For coding an app or script that implements a user registration process, you should:

  • Code authorization routines

  • Code a dummy insertion routine

  • Create a form to grab new users' data

  • Code routines to process the HTTP POST

  • Create a feedback page

  • Do adjustments in the attribute set

  • Enhance your form

Code Authorization Routines#

This task has to do with creating utility code in order to obtain an access token. In previous sections, we covered thoroughly what needs to be done for OAuth-based protection modes from the command line. Now it's time to translate that into high level programming.

Code a Dummy Insertion Routine#

Use the information given in the section Creating resources to make a hardcoded POST to the user endpoint.

In summary, make sure the following works for you:

POST /identity/restv1/scim/v2/Users
Host: host-name...
Accept: application/scim+json
Content-Type: application/scim+json
Authorization: Bearer ...

{
    "schemas":["urn:ietf:params:scim:schemas:core:2.0:User"],
    "userName":"ajsmith",
    "name":{
        "familyName":"Smith",
        "givenName":"Joe"
    },
    "displayName":"Average Joe"
}

Create a Form to Grab and Send New Users' Data#

Design your form according to the set of attributes you are targeting. Keep it as simple as possible and include enhancements only after you are seeing progress.

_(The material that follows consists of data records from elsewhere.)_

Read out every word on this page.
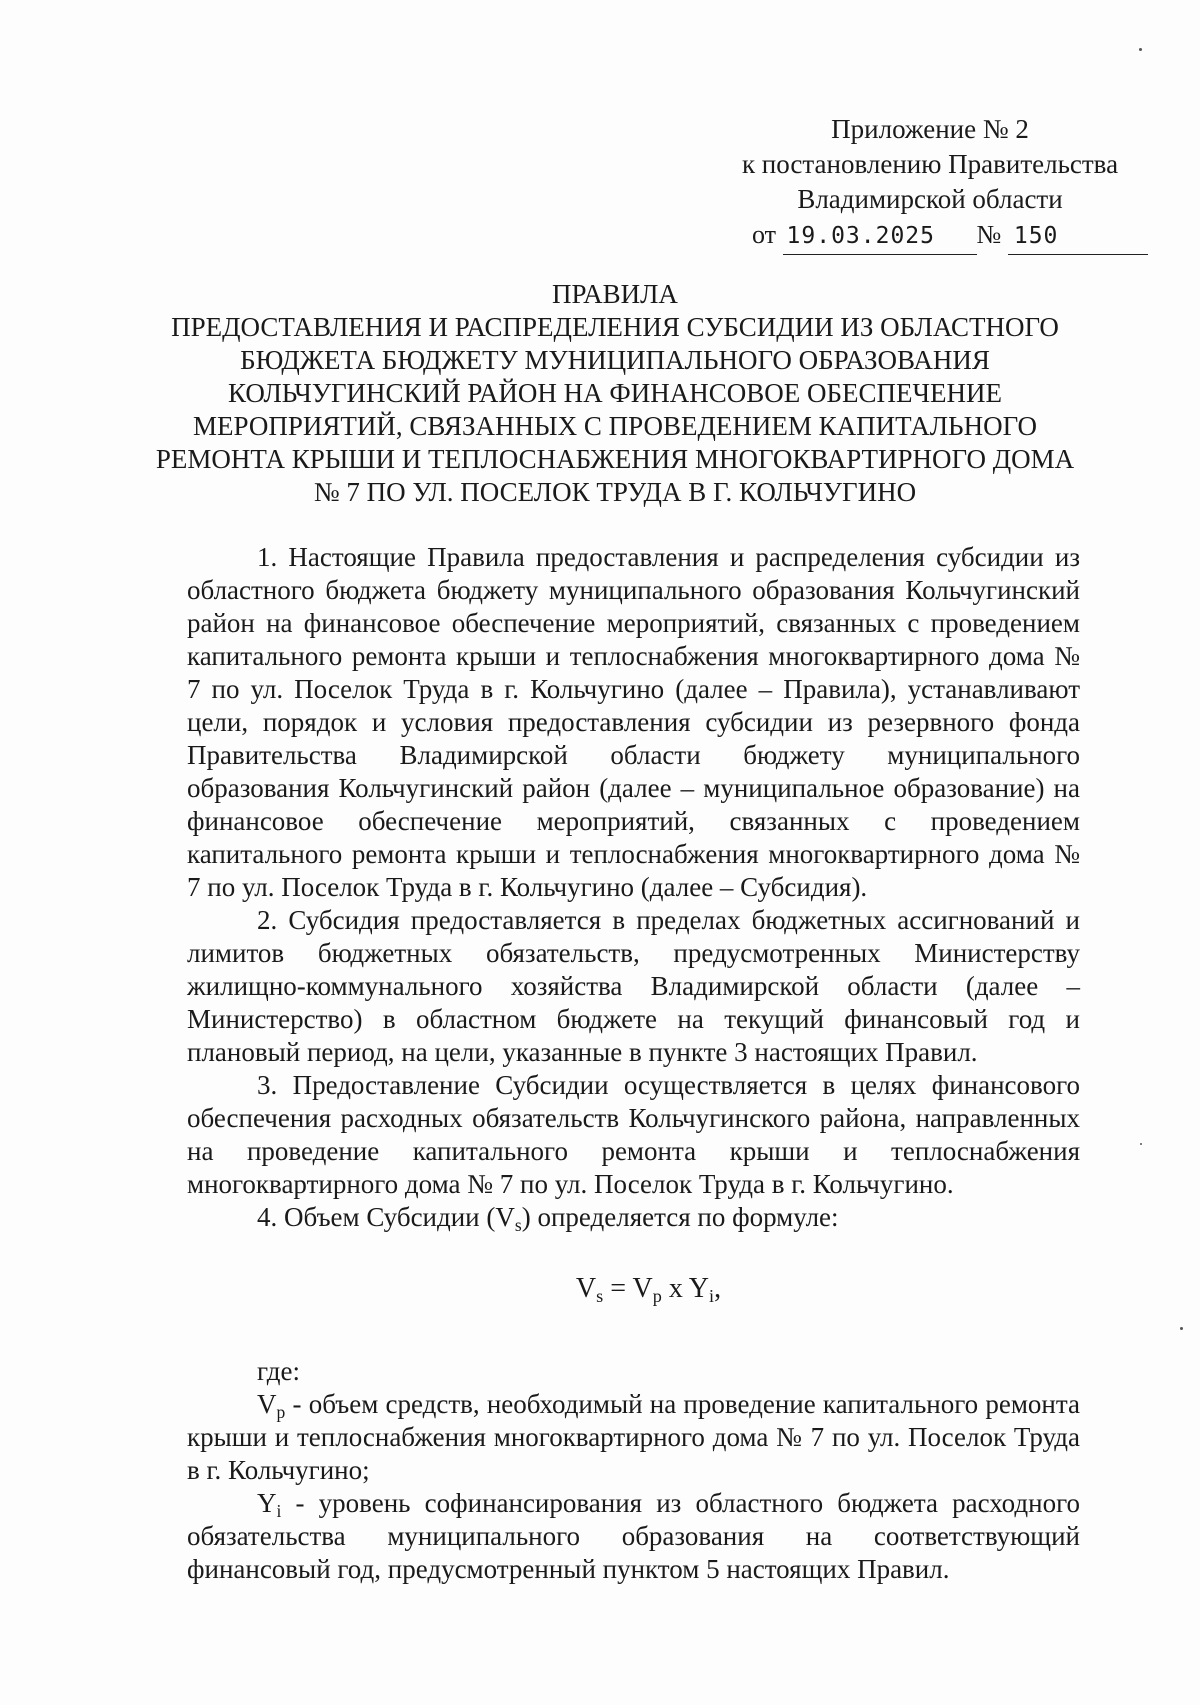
Приложение № 2
к постановлению Правительства
Владимирской области
от 19.03.2025 № 150
ПРАВИЛА
ПРЕДОСТАВЛЕНИЯ И РАСПРЕДЕЛЕНИЯ СУБСИДИИ ИЗ ОБЛАСТНОГО
БЮДЖЕТА БЮДЖЕТУ МУНИЦИПАЛЬНОГО ОБРАЗОВАНИЯ
КОЛЬЧУГИНСКИЙ РАЙОН НА ФИНАНСОВОЕ ОБЕСПЕЧЕНИЕ
МЕРОПРИЯТИЙ, СВЯЗАННЫХ С ПРОВЕДЕНИЕМ КАПИТАЛЬНОГО
РЕМОНТА КРЫШИ И ТЕПЛОСНАБЖЕНИЯ МНОГОКВАРТИРНОГО ДОМА
№ 7 ПО УЛ. ПОСЕЛОК ТРУДА В Г. КОЛЬЧУГИНО

1. Настоящие Правила предоставления и распределения субсидии из областного бюджета бюджету муниципального образования Кольчугинский район на финансовое обеспечение мероприятий, связанных с проведением капитального ремонта крыши и теплоснабжения многоквартирного дома № 7 по ул. Поселок Труда в г. Кольчугино (далее – Правила), устанавливают цели, порядок и условия предоставления субсидии из резервного фонда Правительства Владимирской области бюджету муниципального образования Кольчугинский район (далее – муниципальное образование) на финансовое обеспечение мероприятий, связанных с проведением капитального ремонта крыши и теплоснабжения многоквартирного дома № 7 по ул. Поселок Труда в г. Кольчугино (далее – Субсидия).

2. Субсидия предоставляется в пределах бюджетных ассигнований и лимитов бюджетных обязательств, предусмотренных Министерству жилищно-коммунального хозяйства Владимирской области (далее – Министерство) в областном бюджете на текущий финансовый год и плановый период, на цели, указанные в пункте 3 настоящих Правил.

3. Предоставление Субсидии осуществляется в целях финансового обеспечения расходных обязательств Кольчугинского района, направленных на проведение капитального ремонта крыши и теплоснабжения многоквартирного дома № 7 по ул. Поселок Труда в г. Кольчугино.

4. Объем Субсидии $(V_s)$ определяется по формуле:

$V_s = V_p$ x $Y_i$,

где:

$V_p$ - объем средств, необходимый на проведение капитального ремонта крыши и теплоснабжения многоквартирного дома № 7 по ул. Поселок Труда в г. Кольчугино;

$Y_i$ - уровень софинансирования из областного бюджета расходного обязательства муниципального образования на соответствующий финансовый год, предусмотренный пунктом 5 настоящих Правил.
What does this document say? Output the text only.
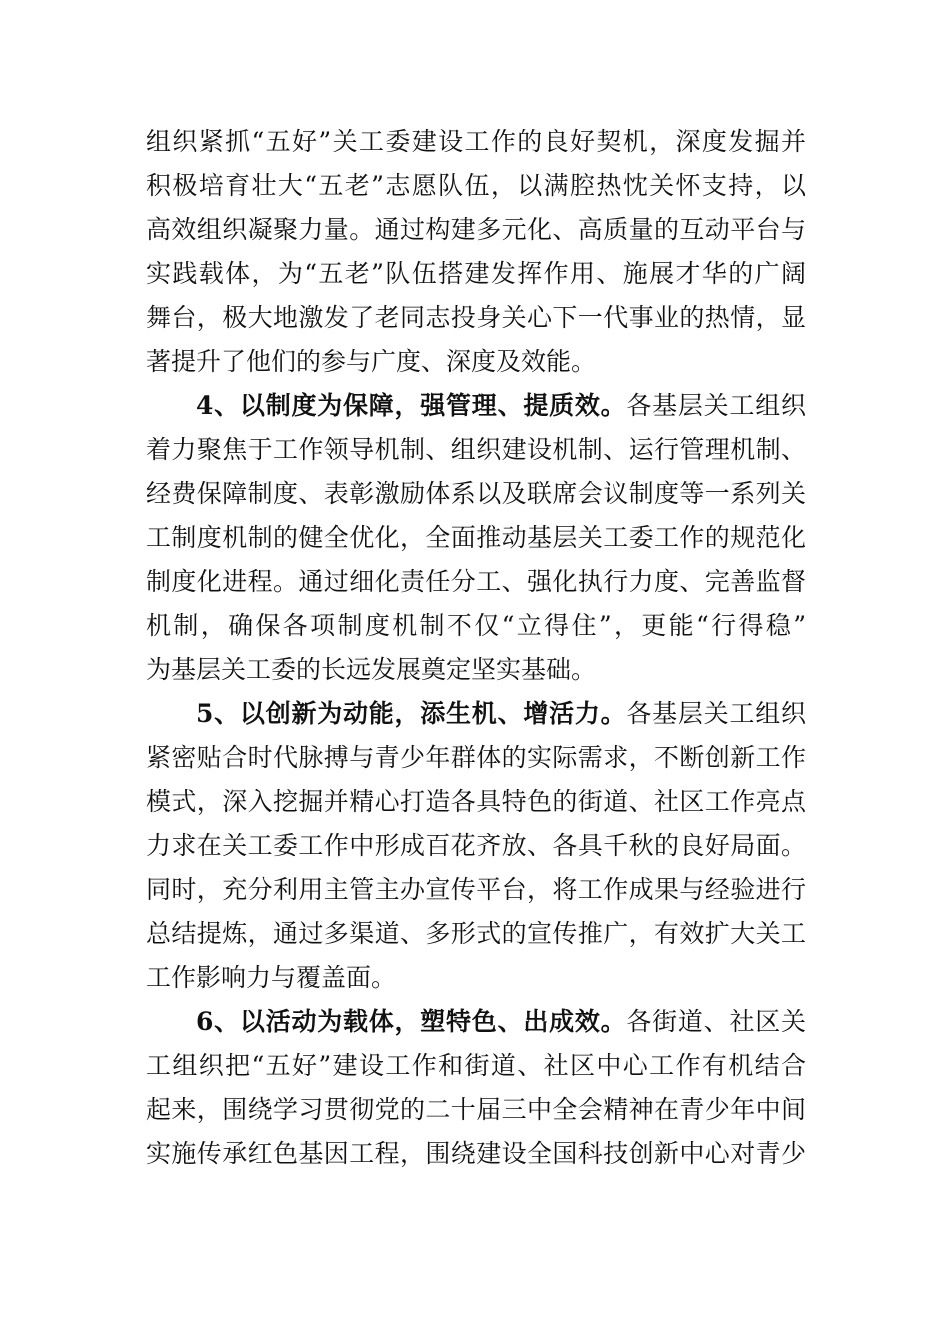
组织紧抓“五好”关工委建设工作的良好契机，深度发掘并
积极培育壮大“五老”志愿队伍，以满腔热忱关怀支持，以
高效组织凝聚力量。通过构建多元化、高质量的互动平台与
实践载体，为“五老”队伍搭建发挥作用、施展才华的广阔
舞台，极大地激发了老同志投身关心下一代事业的热情，显
著提升了他们的参与广度、深度及效能。
4、以制度为保障，强管理、提质效。各基层关工组织
着力聚焦于工作领导机制、组织建设机制、运行管理机制、
经费保障制度、表彰激励体系以及联席会议制度等一系列关
工制度机制的健全优化，全面推动基层关工委工作的规范化
制度化进程。通过细化责任分工、强化执行力度、完善监督
机制，确保各项制度机制不仅“立得住”，更能“行得稳”
为基层关工委的长远发展奠定坚实基础。
5、以创新为动能，添生机、增活力。各基层关工组织
紧密贴合时代脉搏与青少年群体的实际需求，不断创新工作
模式，深入挖掘并精心打造各具特色的街道、社区工作亮点
力求在关工委工作中形成百花齐放、各具千秋的良好局面。
同时，充分利用主管主办宣传平台，将工作成果与经验进行
总结提炼，通过多渠道、多形式的宣传推广，有效扩大关工
工作影响力与覆盖面。
6、以活动为载体，塑特色、出成效。各街道、社区关
工组织把“五好”建设工作和街道、社区中心工作有机结合
起来，围绕学习贯彻党的二十届三中全会精神在青少年中间
实施传承红色基因工程，围绕建设全国科技创新中心对青少
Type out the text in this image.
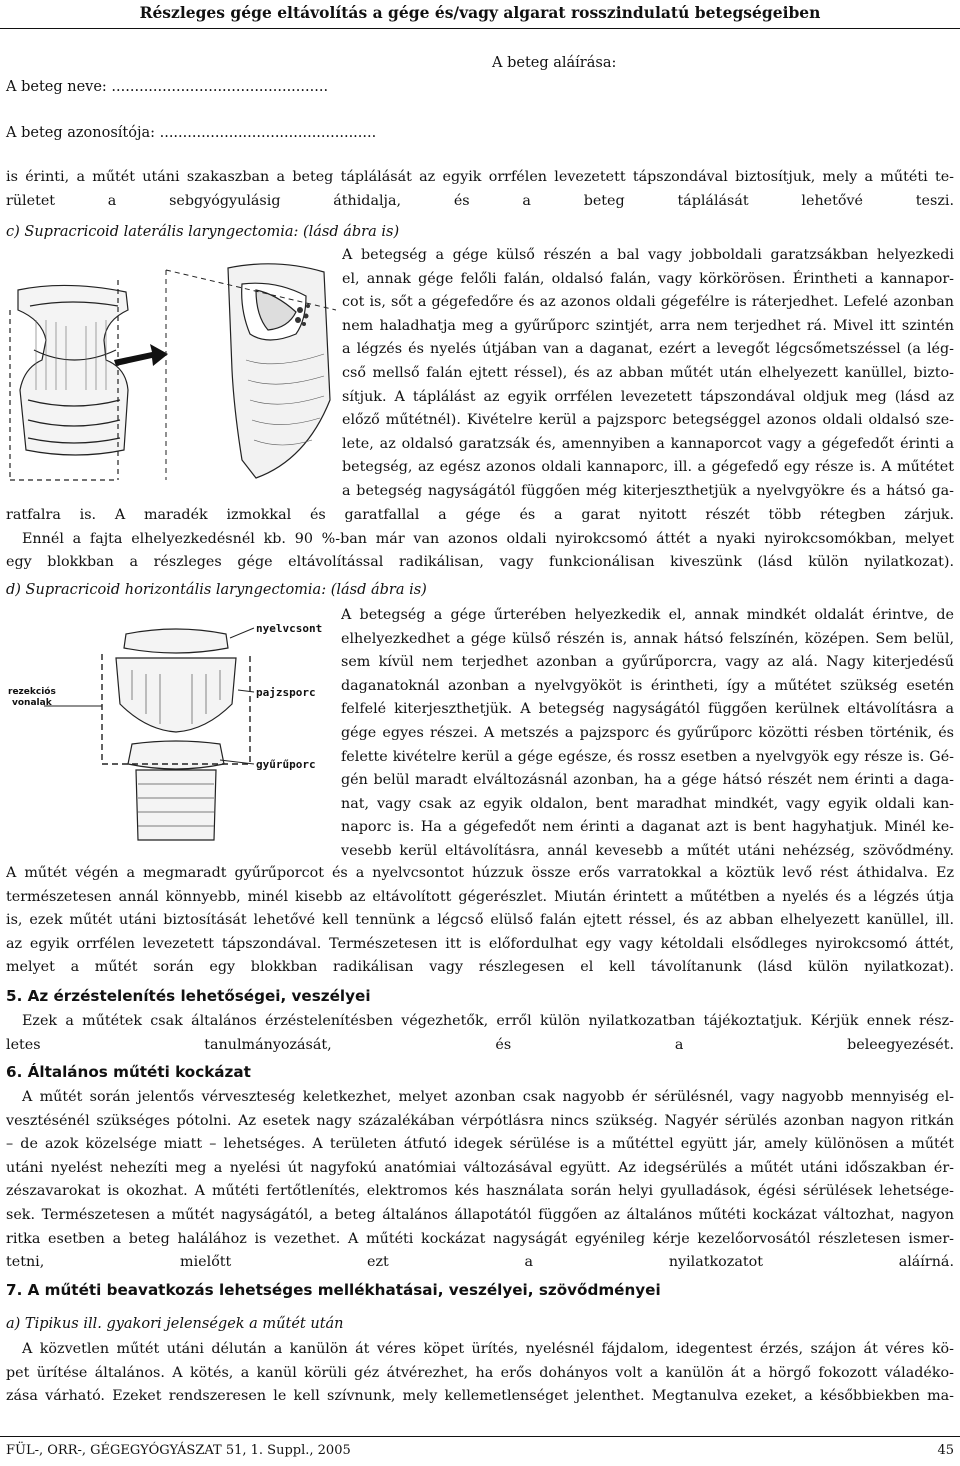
Részleges gége eltávolítás a gége és/vagy algarat rosszindulatú betegségeiben
A beteg neve: ...............................................
A beteg aláírása:
A beteg azonosítója: ...............................................​
is érinti, a műtét utáni szakaszban a beteg táplálását az egyik orrfélen levezetett tápszondával biztosítjuk, mely a műtéti te-
rületet a sebgyógyulásig áthidalja, és a beteg táplálását lehetővé teszi.
c) Supracricoid laterális laryngectomia: (lásd ábra is)
A betegség a gége külső részén a bal vagy jobboldali garatzsákban helyezkedi
el, annak gége felőli falán, oldalsó falán, vagy körkörösen. Érintheti a kannapor-
cot is, sőt a gégefedőre és az azonos oldali gégefélre is ráterjedhet. Lefelé azonban
nem haladhatja meg a gyűrűporc szintjét, arra nem terjedhet rá. Mivel itt szintén
a légzés és nyelés útjában van a daganat, ezért a levegőt légcsőmetszéssel (a lég-
cső mellső falán ejtett réssel), és az abban műtét után elhelyezett kanüllel, bizto-
sítjuk. A táplálást az egyik orrfélen levezetett tápszondával oldjuk meg (lásd az
előző műtétnél). Kivételre kerül a pajzsporc betegséggel azonos oldali oldalsó sze-
lete, az oldalsó garatzsák és, amennyiben a kannaporcot vagy a gégefedőt érinti a
betegség, az egész azonos oldali kannaporc, ill. a gégefedő egy része is. A műtétet
a betegség nagyságától függően még kiterjeszthetjük a nyelvgyökre és a hátsó ga-
ratfalra is. A maradék izmokkal és garatfallal a gége és a garat nyitott részét több rétegben zárjuk.
Ennél a fajta elhelyezkedésnél kb. 90 %-ban már van azonos oldali nyirokcsomó áttét a nyaki nyirokcsomókban, melyet
egy blokkban a részleges gége eltávolítással radikálisan, vagy funkcionálisan kiveszünk (lásd külön nyilatkozat).
d) Supracricoid horizontális laryngectomia: (lásd ábra is)
nyelvcsont
pajzsporc
gyűrűporc
rezekciós
vonalak
A betegség a gége űrterében helyezkedik el, annak mindkét oldalát érintve, de
elhelyezkedhet a gége külső részén is, annak hátsó felszínén, középen. Sem belül,
sem kívül nem terjedhet azonban a gyűrűporcra, vagy az alá. Nagy kiterjedésű
daganatoknál azonban a nyelvgyököt is érintheti, így a műtétet szükség esetén
felfelé kiterjeszthetjük. A betegség nagyságától függően kerülnek eltávolításra a
gége egyes részei. A metszés a pajzsporc és gyűrűporc közötti résben történik, és
felette kivételre kerül a gége egésze, és rossz esetben a nyelvgyök egy része is. Gé-
gén belül maradt elváltozásnál azonban, ha a gége hátsó részét nem érinti a daga-
nat, vagy csak az egyik oldalon, bent maradhat mindkét, vagy egyik oldali kan-
naporc is. Ha a gégefedőt nem érinti a daganat azt is bent hagyhatjuk. Minél ke-
vesebb kerül eltávolításra, annál kevesebb a műtét utáni nehézség, szövődmény.
A műtét végén a megmaradt gyűrűporcot és a nyelvcsontot húzzuk össze erős varratokkal a köztük levő rést áthidalva. Ez
természetesen annál könnyebb, minél kisebb az eltávolított gégerészlet. Miután érintett a műtétben a nyelés és a légzés útja
is, ezek műtét utáni biztosítását lehetővé kell tennünk a légcső elülső falán ejtett réssel, és az abban elhelyezett kanüllel, ill.
az egyik orrfélen levezetett tápszondával. Természetesen itt is előfordulhat egy vagy kétoldali elsődleges nyirokcsomó áttét,
melyet a műtét során egy blokkban radikálisan vagy részlegesen el kell távolítanunk (lásd külön nyilatkozat).
5. Az érzéstelenítés lehetőségei, veszélyei
Ezek a műtétek csak általános érzéstelenítésben végezhetők, erről külön nyilatkozatban tájékoztatjuk. Kérjük ennek rész-
letes tanulmányozását, és a beleegyezését.
6. Általános műtéti kockázat
A műtét során jelentős vérveszteség keletkezhet, melyet azonban csak nagyobb ér sérülésnél, vagy nagyobb mennyiség el-
vesztésénél szükséges pótolni. Az esetek nagy százalékában vérpótlásra nincs szükség. Nagyér sérülés azonban nagyon ritkán
– de azok közelsége miatt – lehetséges. A területen átfutó idegek sérülése is a műtéttel együtt jár, amely különösen a műtét
utáni nyelést nehezíti meg a nyelési út nagyfokú anatómiai változásával együtt. Az idegsérülés a műtét utáni időszakban ér-
zészavarokat is okozhat. A műtéti fertőtlenítés, elektromos kés használata során helyi gyulladások, égési sérülések lehetsége-
sek. Természetesen a műtét nagyságától, a beteg általános állapotától függően az általános műtéti kockázat változhat, nagyon
ritka esetben a beteg halálához is vezethet. A műtéti kockázat nagyságát egyénileg kérje kezelőorvosától részletesen ismer-
tetni, mielőtt ezt a nyilatkozatot aláírná.
7. A műtéti beavatkozás lehetséges mellékhatásai, veszélyei, szövődményei
a) Tipikus ill. gyakori jelenségek a műtét után
A közvetlen műtét utáni délután a kanülön át véres köpet ürítés, nyelésnél fájdalom, idegentest érzés, szájon át véres kö-
pet ürítése általános. A kötés, a kanül körüli géz átvérezhet, ha erős dohányos volt a kanülön át a hörgő fokozott váladéko-
zása várható. Ezeket rendszeresen le kell szívnunk, mely kellemetlenséget jelenthet. Megtanulva ezeket, a későbbiekben ma-
FÜL-, ORR-, GÉGEGYÓGYÁSZAT 51, 1. Suppl., 2005	45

Develop the code required to take the data entered in the fields of your form to build up a JSON structure the service can understand. Ensure your code creates well-formed JSON in all cases. A good number of errors stem from the fact the payload cannot be parsed by the service implementation.

Code Routines to Process the HTTP POST#

Take the code used for the dummy insertion and do the arrangements to be able to post an arbitary payload. Develop the required code to parse the response given by the server. It's important to be able to read:

  • The response code. Upon a successful user creation, you have to get a 201 code

  • The response header. Of particular interest is the "Location" header: it contains the URL that you can use to do a full (GET) query of the recently create resource. In our case it should look like https://<host-name>/identity/restv1/scim/v2/Users/<new-user-inum>

  • The response body. It contains the full user representation in JSON format

While testing, it's important to compare that you are receiving in the body the contents you have sent. You will additionally receive other valuable information such as the creation timestamp.

Create a Feedback Page#

Create a success/failure page that shows the result of the operation based on the response received.

Adjust Attribute Set#

With your now-working application, do the adjustments to include attributes that may enrich your process. A common attribute could be status. This attribute (that maps to LDAP attribute gluuStatus) determines whether your created user is active or not.

Enhance your Form#

Polish your form and add mechanisms to prevent abuse - a malicious user may end up creating lots of dummy entries. Add validations, captchas, etc. that may control indiscriminate submissions.